AVG aint been ish for a while but I expected better of Avast…. oops on me…
Mozilla removed today four Firefox extensions made by Avast and its subsidiary AVG after receiving credible reports that the extensions were harvesting user data and browsing histories.
The four extensions are Avast Online Security, AVG Online Security, Avast SafePrice, and AVG SafePrice.
The first two are extensions that show warnings when navigating to known malicious or suspicious sites, while the last two are extensions for online shoppers, showing price comparisons, deals, and available coupons.
EXTENSIONS CAUGHT SNOOPING IN OCTOBER
Mozilla removed the four extensions from its add-ons portal after receiving a report from Wladimir Palant, the creator of the AdBlock Plus ad-blocking extension.
Palant analyzed the Avast Online Security and AVG Online Security extensions in late October and found that the two were collecting much more data than they needed to work — including detailed user browsing history, a practice prohibited by both Mozilla and Google.
Seeing that his original blog post didn’t get the traction he hoped, and neither browser maker intervened to take down the extensions on their own accord, Palant said he reported the extensions to Mozilla developers yesterday, hoping that the organization would take action — which, it did, removing all four add-ons within 24 hours.
Avast told ZDNet they are working with Mozilla “to resolve the issue.”
“The Avast Online Security extension is a security tool that protects users online, including from infected websites and phishing attacks,” an Avast spokesperson told ZDNet. “It is necessary for this service to collect the URL history to deliver its expected functionality. Avast does this without collecting or storing a user’s identification.
“We have already implemented some of Mozilla’s new requirements and will release further updated versions that are fully compliant and transparent per the new requirements,” the Avast spokesperson said. “These will be available as usual on the Mozilla store in the near future.”
EXTENSIONS STILL AVAILABLE ON CHROME WEB STORE
“The only official way to report an extension here is the ‘report abuse’ link,” he said. “I used that one of course, but previous experience shows that it never has any effect.

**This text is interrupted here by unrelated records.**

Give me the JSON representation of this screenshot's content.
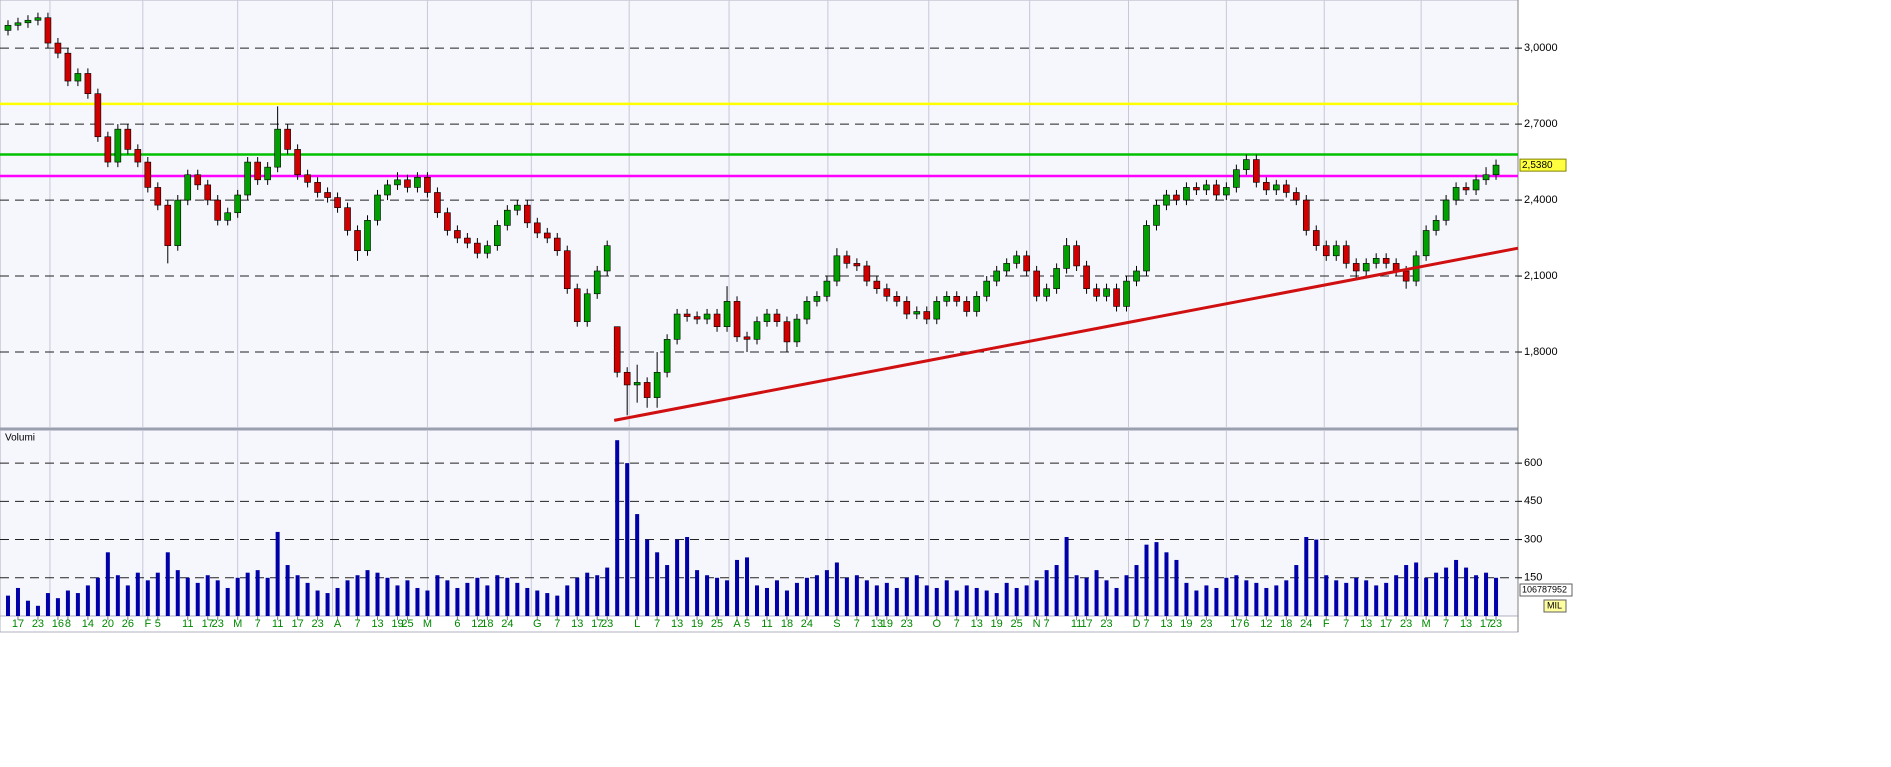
{
  "chart_data": [
    {
      "type": "candlestick",
      "categories": [
        null,
        "17",
        null,
        "23",
        null,
        "16",
        "8",
        null,
        "14",
        null,
        "20",
        null,
        "26",
        null,
        "F",
        "5",
        null,
        null,
        "11",
        null,
        "17",
        "23",
        null,
        "M",
        null,
        "7",
        null,
        "11",
        null,
        "17",
        null,
        "23",
        null,
        "A",
        null,
        "7",
        null,
        "13",
        null,
        "19",
        "25",
        null,
        "M",
        null,
        null,
        "6",
        null,
        "12",
        "18",
        null,
        "24",
        null,
        null,
        "G",
        null,
        "7",
        null,
        "13",
        null,
        "17",
        "23",
        null,
        null,
        "L",
        null,
        "7",
        null,
        "13",
        null,
        "19",
        null,
        "25",
        null,
        "A",
        "5",
        null,
        "11",
        null,
        "18",
        null,
        "24",
        null,
        null,
        "S",
        null,
        "7",
        null,
        "13",
        "19",
        null,
        "23",
        null,
        null,
        "O",
        null,
        "7",
        null,
        "13",
        null,
        "19",
        null,
        "25",
        null,
        "N",
        "7",
        null,
        null,
        "11",
        "17",
        null,
        "23",
        null,
        null,
        "D",
        "7",
        null,
        "13",
        null,
        "19",
        null,
        "23",
        null,
        null,
        "17",
        "6",
        null,
        "12",
        null,
        "18",
        null,
        "24",
        null,
        "F",
        null,
        "7",
        null,
        "13",
        null,
        "17",
        null,
        "23",
        null,
        "M",
        null,
        "7",
        null,
        "13",
        null,
        "17",
        "23"
      ],
      "open": [
        3.07,
        3.09,
        3.1,
        3.11,
        3.12,
        3.02,
        2.98,
        2.87,
        2.9,
        2.82,
        2.65,
        2.55,
        2.68,
        2.6,
        2.55,
        2.45,
        2.38,
        2.22,
        2.4,
        2.5,
        2.46,
        2.4,
        2.32,
        2.35,
        2.42,
        2.55,
        2.48,
        2.53,
        2.68,
        2.6,
        2.5,
        2.47,
        2.43,
        2.41,
        2.37,
        2.28,
        2.2,
        2.32,
        2.42,
        2.46,
        2.48,
        2.45,
        2.49,
        2.43,
        2.35,
        2.28,
        2.25,
        2.23,
        2.19,
        2.22,
        2.3,
        2.36,
        2.38,
        2.31,
        2.27,
        2.25,
        2.2,
        2.05,
        1.92,
        2.03,
        2.12,
        1.9,
        1.72,
        1.67,
        1.68,
        1.62,
        1.72,
        1.85,
        1.95,
        1.94,
        1.93,
        1.95,
        1.9,
        2.0,
        1.86,
        1.85,
        1.92,
        1.95,
        1.92,
        1.84,
        1.93,
        2.0,
        2.02,
        2.08,
        2.18,
        2.15,
        2.14,
        2.08,
        2.05,
        2.02,
        2.0,
        1.95,
        1.96,
        1.93,
        2.0,
        2.02,
        2.0,
        1.96,
        2.02,
        2.08,
        2.12,
        2.15,
        2.18,
        2.12,
        2.02,
        2.05,
        2.13,
        2.22,
        2.14,
        2.05,
        2.02,
        2.05,
        1.98,
        2.08,
        2.12,
        2.3,
        2.38,
        2.42,
        2.4,
        2.45,
        2.44,
        2.46,
        2.42,
        2.45,
        2.52,
        2.56,
        2.47,
        2.44,
        2.46,
        2.43,
        2.4,
        2.28,
        2.22,
        2.18,
        2.22,
        2.15,
        2.12,
        2.15,
        2.17,
        2.15,
        2.12,
        2.08,
        2.18,
        2.28,
        2.32,
        2.4,
        2.45,
        2.44,
        2.48,
        2.5
      ],
      "high": [
        3.11,
        3.12,
        3.13,
        3.14,
        3.14,
        3.04,
        3.0,
        2.92,
        2.92,
        2.84,
        2.67,
        2.7,
        2.7,
        2.62,
        2.57,
        2.47,
        2.4,
        2.42,
        2.52,
        2.52,
        2.48,
        2.42,
        2.37,
        2.44,
        2.57,
        2.57,
        2.55,
        2.77,
        2.7,
        2.62,
        2.52,
        2.49,
        2.45,
        2.43,
        2.39,
        2.3,
        2.34,
        2.44,
        2.48,
        2.51,
        2.5,
        2.51,
        2.51,
        2.45,
        2.37,
        2.3,
        2.27,
        2.25,
        2.24,
        2.32,
        2.38,
        2.4,
        2.4,
        2.33,
        2.29,
        2.27,
        2.22,
        2.07,
        2.05,
        2.14,
        2.24,
        1.9,
        1.74,
        1.75,
        1.7,
        1.8,
        1.87,
        1.97,
        1.97,
        1.96,
        1.97,
        1.97,
        2.06,
        2.02,
        1.88,
        1.94,
        1.97,
        1.97,
        1.94,
        1.95,
        2.02,
        2.04,
        2.1,
        2.21,
        2.2,
        2.17,
        2.16,
        2.1,
        2.07,
        2.04,
        2.02,
        1.98,
        1.98,
        2.02,
        2.04,
        2.04,
        2.02,
        2.04,
        2.1,
        2.14,
        2.17,
        2.2,
        2.2,
        2.14,
        2.07,
        2.15,
        2.25,
        2.24,
        2.16,
        2.07,
        2.07,
        2.07,
        2.1,
        2.14,
        2.32,
        2.4,
        2.44,
        2.44,
        2.47,
        2.47,
        2.48,
        2.48,
        2.47,
        2.54,
        2.58,
        2.58,
        2.49,
        2.48,
        2.48,
        2.45,
        2.42,
        2.3,
        2.24,
        2.24,
        2.24,
        2.17,
        2.17,
        2.19,
        2.19,
        2.17,
        2.14,
        2.2,
        2.3,
        2.34,
        2.42,
        2.47,
        2.47,
        2.5,
        2.53,
        2.56
      ],
      "low": [
        3.05,
        3.07,
        3.08,
        3.09,
        3.0,
        2.96,
        2.85,
        2.85,
        2.8,
        2.63,
        2.53,
        2.53,
        2.58,
        2.53,
        2.43,
        2.36,
        2.15,
        2.2,
        2.38,
        2.44,
        2.38,
        2.3,
        2.3,
        2.33,
        2.4,
        2.46,
        2.46,
        2.51,
        2.58,
        2.48,
        2.45,
        2.41,
        2.39,
        2.35,
        2.26,
        2.16,
        2.18,
        2.3,
        2.4,
        2.44,
        2.43,
        2.43,
        2.41,
        2.33,
        2.26,
        2.23,
        2.21,
        2.17,
        2.17,
        2.2,
        2.28,
        2.34,
        2.29,
        2.25,
        2.23,
        2.18,
        2.03,
        1.9,
        1.9,
        2.01,
        2.1,
        1.7,
        1.55,
        1.6,
        1.58,
        1.58,
        1.7,
        1.83,
        1.92,
        1.91,
        1.91,
        1.88,
        1.88,
        1.84,
        1.8,
        1.83,
        1.9,
        1.9,
        1.8,
        1.82,
        1.91,
        1.98,
        2.0,
        2.06,
        2.13,
        2.12,
        2.06,
        2.03,
        2.0,
        1.98,
        1.93,
        1.93,
        1.91,
        1.91,
        1.98,
        1.98,
        1.94,
        1.94,
        2.0,
        2.06,
        2.1,
        2.13,
        2.1,
        2.0,
        2.0,
        2.03,
        2.11,
        2.12,
        2.03,
        2.0,
        2.0,
        1.96,
        1.96,
        2.06,
        2.1,
        2.28,
        2.36,
        2.38,
        2.38,
        2.42,
        2.42,
        2.4,
        2.4,
        2.43,
        2.5,
        2.45,
        2.42,
        2.42,
        2.41,
        2.38,
        2.26,
        2.2,
        2.16,
        2.16,
        2.13,
        2.09,
        2.1,
        2.13,
        2.13,
        2.1,
        2.05,
        2.06,
        2.16,
        2.26,
        2.3,
        2.38,
        2.42,
        2.42,
        2.46,
        2.48
      ],
      "close": [
        3.09,
        3.1,
        3.11,
        3.12,
        3.02,
        2.98,
        2.87,
        2.9,
        2.82,
        2.65,
        2.55,
        2.68,
        2.6,
        2.55,
        2.45,
        2.38,
        2.22,
        2.4,
        2.5,
        2.46,
        2.4,
        2.32,
        2.35,
        2.42,
        2.55,
        2.48,
        2.53,
        2.68,
        2.6,
        2.5,
        2.47,
        2.43,
        2.41,
        2.37,
        2.28,
        2.2,
        2.32,
        2.42,
        2.46,
        2.48,
        2.45,
        2.49,
        2.43,
        2.35,
        2.28,
        2.25,
        2.23,
        2.19,
        2.22,
        2.3,
        2.36,
        2.38,
        2.31,
        2.27,
        2.25,
        2.2,
        2.05,
        1.92,
        2.03,
        2.12,
        2.22,
        1.72,
        1.67,
        1.68,
        1.62,
        1.72,
        1.85,
        1.95,
        1.94,
        1.93,
        1.95,
        1.9,
        2.0,
        1.86,
        1.85,
        1.92,
        1.95,
        1.92,
        1.84,
        1.93,
        2.0,
        2.02,
        2.08,
        2.18,
        2.15,
        2.14,
        2.08,
        2.05,
        2.02,
        2.0,
        1.95,
        1.96,
        1.93,
        2.0,
        2.02,
        2.0,
        1.96,
        2.02,
        2.08,
        2.12,
        2.15,
        2.18,
        2.12,
        2.02,
        2.05,
        2.13,
        2.22,
        2.14,
        2.05,
        2.02,
        2.05,
        1.98,
        2.08,
        2.12,
        2.3,
        2.38,
        2.42,
        2.4,
        2.45,
        2.44,
        2.46,
        2.42,
        2.45,
        2.52,
        2.56,
        2.47,
        2.44,
        2.46,
        2.43,
        2.4,
        2.28,
        2.22,
        2.18,
        2.22,
        2.15,
        2.12,
        2.15,
        2.17,
        2.15,
        2.12,
        2.08,
        2.18,
        2.28,
        2.32,
        2.4,
        2.45,
        2.44,
        2.48,
        2.5,
        2.538
      ],
      "up_color": "#00a000",
      "down_color": "#d00000",
      "xlim": [
        -0.8,
        151.2
      ],
      "xgrid": [
        4.2,
        13.5,
        23,
        32.5,
        42,
        52.4,
        62.2,
        72.2,
        82.1,
        92.2,
        102.3,
        112.2,
        122,
        131.8,
        141.5
      ],
      "ylim": [
        1.5,
        3.19
      ],
      "yticks": [
        {
          "value": 1.8,
          "label": "1,8000"
        },
        {
          "value": 2.1,
          "label": "2,1000"
        },
        {
          "value": 2.4,
          "label": "2,4000"
        },
        {
          "value": 2.7,
          "label": "2,7000"
        },
        {
          "value": 3.0,
          "label": "3,0000"
        }
      ],
      "hlines": [
        {
          "value": 2.78,
          "color": "#ffff00"
        },
        {
          "value": 2.58,
          "color": "#00c000"
        },
        {
          "value": 2.495,
          "color": "#ff00ff"
        }
      ],
      "trendline": {
        "x": [
          60.7,
          151.2
        ],
        "y": [
          1.53,
          2.21
        ],
        "color": "#d01010"
      },
      "last_price": {
        "value": 2.538,
        "label": "2,5380"
      }
    },
    {
      "type": "bar",
      "title": "Volumi",
      "unit": "MIL",
      "last_volume": 106787952,
      "color": "#0000a8",
      "values": [
        80,
        110,
        60,
        40,
        90,
        70,
        100,
        90,
        120,
        150,
        250,
        160,
        120,
        170,
        140,
        170,
        250,
        180,
        150,
        130,
        160,
        140,
        110,
        150,
        170,
        180,
        150,
        330,
        200,
        160,
        130,
        100,
        90,
        110,
        140,
        160,
        180,
        170,
        150,
        120,
        140,
        110,
        100,
        160,
        140,
        110,
        130,
        150,
        120,
        160,
        150,
        130,
        110,
        100,
        90,
        80,
        120,
        150,
        170,
        160,
        190,
        690,
        600,
        400,
        300,
        250,
        200,
        300,
        310,
        180,
        160,
        150,
        140,
        220,
        230,
        120,
        110,
        140,
        100,
        130,
        150,
        160,
        180,
        210,
        150,
        160,
        140,
        120,
        130,
        110,
        150,
        160,
        120,
        110,
        140,
        100,
        120,
        110,
        100,
        90,
        130,
        110,
        120,
        140,
        180,
        200,
        310,
        160,
        150,
        180,
        140,
        110,
        160,
        200,
        280,
        290,
        250,
        220,
        130,
        100,
        120,
        110,
        150,
        160,
        140,
        130,
        110,
        120,
        140,
        200,
        310,
        300,
        160,
        140,
        130,
        150,
        140,
        120,
        130,
        160,
        200,
        210,
        150,
        170,
        190,
        220,
        190,
        160,
        170,
        150
      ],
      "ylim": [
        0,
        730
      ],
      "yticks": [
        150,
        300,
        450,
        600
      ]
    }
  ]
}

“Extensions have only ever been removed from the Chrome Web Store after considerable news coverage,” he added.
However, Google is expected to remove the four extensions, as the browser maker has historically cracked down on extensions that collect user browsing records.
For example, in July 2018, Google staff temporarily removed the Stylish extension until it removed the code that harvested users’ web browsing history.